If you didn’t know what lurks beneath the surface, possibly smothering bottom-dwelling mussels and fish, or hurting their gills, you might not suspect anything is wrong with this stretch of the Dan. In the days immediately after the spill, the water looked sickly gray; now it is river-brown again.

Even when we pulled up to a sandbar at the confluence of Town Creek, where Native Americans settled, nothing seemed amiss. Raccoon and bird footprints greeted us.

Bishopric stepped from his canoe and sank ankle-deep. When he lifted each boot from the muck, a layer of black coal ash was exposed about an inch below the surface.
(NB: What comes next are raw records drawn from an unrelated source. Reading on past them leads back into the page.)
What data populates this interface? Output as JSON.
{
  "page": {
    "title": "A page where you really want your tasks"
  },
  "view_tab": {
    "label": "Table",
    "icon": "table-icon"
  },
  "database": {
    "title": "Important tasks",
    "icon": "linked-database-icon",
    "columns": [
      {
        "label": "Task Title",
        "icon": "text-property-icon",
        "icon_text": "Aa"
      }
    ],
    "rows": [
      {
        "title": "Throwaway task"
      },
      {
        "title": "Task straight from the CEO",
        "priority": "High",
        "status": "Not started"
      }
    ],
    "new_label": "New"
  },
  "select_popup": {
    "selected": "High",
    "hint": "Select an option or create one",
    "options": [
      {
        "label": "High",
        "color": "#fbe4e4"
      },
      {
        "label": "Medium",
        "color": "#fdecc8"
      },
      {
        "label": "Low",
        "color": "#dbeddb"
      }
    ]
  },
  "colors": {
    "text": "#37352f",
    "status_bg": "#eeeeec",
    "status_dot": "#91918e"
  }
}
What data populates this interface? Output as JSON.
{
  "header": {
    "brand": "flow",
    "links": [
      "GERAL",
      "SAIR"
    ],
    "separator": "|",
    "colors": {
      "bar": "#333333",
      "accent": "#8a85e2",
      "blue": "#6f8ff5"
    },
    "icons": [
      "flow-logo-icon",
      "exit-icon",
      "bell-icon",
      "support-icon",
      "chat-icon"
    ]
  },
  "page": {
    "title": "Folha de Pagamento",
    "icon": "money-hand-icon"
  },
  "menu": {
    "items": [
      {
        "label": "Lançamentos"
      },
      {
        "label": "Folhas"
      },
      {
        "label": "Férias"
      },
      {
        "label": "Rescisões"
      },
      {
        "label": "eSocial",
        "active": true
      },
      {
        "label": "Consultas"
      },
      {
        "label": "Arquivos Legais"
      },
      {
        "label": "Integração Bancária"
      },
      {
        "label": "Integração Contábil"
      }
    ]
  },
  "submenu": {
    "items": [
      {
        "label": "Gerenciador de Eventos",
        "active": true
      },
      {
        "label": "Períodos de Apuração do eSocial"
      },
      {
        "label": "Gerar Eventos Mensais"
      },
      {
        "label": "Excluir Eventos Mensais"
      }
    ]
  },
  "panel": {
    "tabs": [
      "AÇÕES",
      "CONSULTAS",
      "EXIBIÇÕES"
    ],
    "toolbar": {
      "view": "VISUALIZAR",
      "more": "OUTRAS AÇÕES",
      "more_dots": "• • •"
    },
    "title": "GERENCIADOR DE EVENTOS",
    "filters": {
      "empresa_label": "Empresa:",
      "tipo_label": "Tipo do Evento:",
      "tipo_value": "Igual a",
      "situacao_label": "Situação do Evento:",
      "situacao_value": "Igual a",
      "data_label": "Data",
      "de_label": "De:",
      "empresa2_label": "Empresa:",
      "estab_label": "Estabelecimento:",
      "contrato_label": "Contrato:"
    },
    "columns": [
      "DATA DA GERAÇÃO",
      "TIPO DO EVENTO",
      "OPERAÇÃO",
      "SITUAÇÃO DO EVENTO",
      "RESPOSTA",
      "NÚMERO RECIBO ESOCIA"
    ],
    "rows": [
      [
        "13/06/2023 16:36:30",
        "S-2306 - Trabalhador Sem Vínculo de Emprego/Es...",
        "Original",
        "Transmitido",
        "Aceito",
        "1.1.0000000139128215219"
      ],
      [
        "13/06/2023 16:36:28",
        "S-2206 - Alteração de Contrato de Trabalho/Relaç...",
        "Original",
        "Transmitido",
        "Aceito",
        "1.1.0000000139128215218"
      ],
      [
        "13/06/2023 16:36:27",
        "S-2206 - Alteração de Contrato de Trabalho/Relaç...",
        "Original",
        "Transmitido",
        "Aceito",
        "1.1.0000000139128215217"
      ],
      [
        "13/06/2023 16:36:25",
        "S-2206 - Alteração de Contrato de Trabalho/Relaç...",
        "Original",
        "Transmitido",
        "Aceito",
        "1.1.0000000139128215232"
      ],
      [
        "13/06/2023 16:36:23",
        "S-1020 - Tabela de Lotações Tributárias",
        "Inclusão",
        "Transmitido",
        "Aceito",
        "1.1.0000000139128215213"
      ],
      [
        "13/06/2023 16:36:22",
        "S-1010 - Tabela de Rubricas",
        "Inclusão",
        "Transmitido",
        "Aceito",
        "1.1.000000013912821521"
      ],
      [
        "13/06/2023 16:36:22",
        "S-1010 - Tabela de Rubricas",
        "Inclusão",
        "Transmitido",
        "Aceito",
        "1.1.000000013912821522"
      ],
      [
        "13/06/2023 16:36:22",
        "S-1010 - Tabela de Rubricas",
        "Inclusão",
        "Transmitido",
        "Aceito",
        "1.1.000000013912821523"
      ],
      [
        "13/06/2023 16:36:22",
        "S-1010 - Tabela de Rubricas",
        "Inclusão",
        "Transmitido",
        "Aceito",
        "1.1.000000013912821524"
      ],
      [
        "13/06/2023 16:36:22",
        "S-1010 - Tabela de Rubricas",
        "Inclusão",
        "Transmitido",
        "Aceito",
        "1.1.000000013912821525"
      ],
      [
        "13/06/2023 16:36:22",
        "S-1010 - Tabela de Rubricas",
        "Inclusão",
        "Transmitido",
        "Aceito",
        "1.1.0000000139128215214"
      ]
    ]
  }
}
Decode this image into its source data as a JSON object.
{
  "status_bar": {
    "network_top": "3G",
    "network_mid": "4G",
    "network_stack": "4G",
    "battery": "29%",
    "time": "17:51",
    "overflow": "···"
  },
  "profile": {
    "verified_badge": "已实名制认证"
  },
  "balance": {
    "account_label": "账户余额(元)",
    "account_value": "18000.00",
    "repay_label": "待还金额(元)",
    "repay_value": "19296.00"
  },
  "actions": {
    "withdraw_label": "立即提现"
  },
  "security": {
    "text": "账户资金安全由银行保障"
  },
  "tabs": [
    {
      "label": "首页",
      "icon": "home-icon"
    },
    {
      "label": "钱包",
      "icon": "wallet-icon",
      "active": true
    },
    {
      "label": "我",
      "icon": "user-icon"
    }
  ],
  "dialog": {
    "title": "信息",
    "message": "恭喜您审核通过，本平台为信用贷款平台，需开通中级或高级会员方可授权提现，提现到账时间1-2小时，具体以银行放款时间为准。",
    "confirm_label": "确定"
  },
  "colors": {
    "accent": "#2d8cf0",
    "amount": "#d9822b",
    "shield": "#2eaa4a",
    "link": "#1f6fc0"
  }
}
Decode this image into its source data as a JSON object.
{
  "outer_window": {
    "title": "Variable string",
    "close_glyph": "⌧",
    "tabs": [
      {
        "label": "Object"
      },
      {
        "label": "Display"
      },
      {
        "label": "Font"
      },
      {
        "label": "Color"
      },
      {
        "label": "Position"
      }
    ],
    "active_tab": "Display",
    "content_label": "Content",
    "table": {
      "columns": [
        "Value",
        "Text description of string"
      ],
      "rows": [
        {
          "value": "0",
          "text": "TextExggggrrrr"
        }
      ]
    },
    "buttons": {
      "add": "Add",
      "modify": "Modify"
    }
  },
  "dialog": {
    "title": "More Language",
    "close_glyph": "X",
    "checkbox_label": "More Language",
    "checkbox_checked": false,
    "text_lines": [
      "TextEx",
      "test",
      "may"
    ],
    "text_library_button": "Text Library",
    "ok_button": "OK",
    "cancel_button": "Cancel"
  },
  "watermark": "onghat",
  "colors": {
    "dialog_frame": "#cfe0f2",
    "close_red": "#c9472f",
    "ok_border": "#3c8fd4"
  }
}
Step by step, coal ash emerged in our footsteps.

Planting season is coming

We ended our trip at Draper Landing, east of Eden, where Walter Johnson’s 45-acre cornfield hugs the shore. The field is a barren tumble of dried stalks and withered cobs. But planting season is fast approaching.

The dilemma for farmers is whether it is safe to plant. Invariably, heavy rains will push the river over its banks and into their fields. Some farmers pump water directly from the river to irrigate their crops.

“There’s an awful lot of toxic chemicals sitting in the Dan River,” said Tiffany Haworth, executive director of the Dan River Basin Association, which adopted a resolution Saturday calling for an immediate clean-up of the Dan and removal of 13 coal ash ponds in the river basin.

“As long as the coal ash stays in the water every high water event is going to dredge up everything from the bottom,” Haworth said, “and we’re going to see it on our banks again.”

And on Johnson’s cornfield.

I tracked down Johnson at his sporting goods store a few miles away. He sees a certain irony in what has happened. He worked 15 years at the steam station and probably pumped some of the coal ash into the holding ponds, assuming it would be safely stored.

Now he wonders if the river floods, and the river always floods, will his crops be harmed?

Johnson, 70, grows corn to feed hogs, which he butchers to make sausage. His recipe is so popular, people know him by his nickname, Sausage.

“Ain’t nothing I can do about the river,” he said. “It runs through my property down there, but nobody’s contacted me about any of this. I plan to plant again this year.”

‘It’s been four weeks’

Audie Land’s property sits on a ridge nearby. Land, 55, has a loud menagerie of beef cattle, a donkey, chickens and a wild turkey that hangs around with them. At the edge of his property closest to the Dan is a 550-foot well. Land has been thinking a lot about his water.

“They say there’s arsenic in the river. That bothers me.”

And another thing. Land suspects ash may have seeped into the river long before the spill. In 2007, records showed “potentially serious” seepage. In 2010, the EPA listed the ash ponds as “high hazard.”

“We fish in that river,” he said. “My kids and grand-kids swam in that river. How come they ain’t cleaning it up? You know what I’m saying? It’s been four weeks.”

Workers began vacuuming sediment near the spill two weeks ago, but quit because of snow, then high water due to snow melt. They resumed Wednesday.

“We will continue working until we can get all we can in that area,” said Duke spokesman Jeff Brooks. He said the company and government agencies will identify other areas of large ash deposits as part of a long-term clean-up plan.

The spill is the third-largest in U.S. history, and the ramifications could reach farther than this one river. A federal prosecutor launched a criminal investigation, and Gov. Pat McCrory said he wants ash ponds statewide moved away from drinking-water sources.

Here, in the Land of Eden, people who know and love the Dan are impatient for action. Over breakfast at Nanny B’s restaurant, Audie Land said all anybody wants to talk about is when their river will run clean.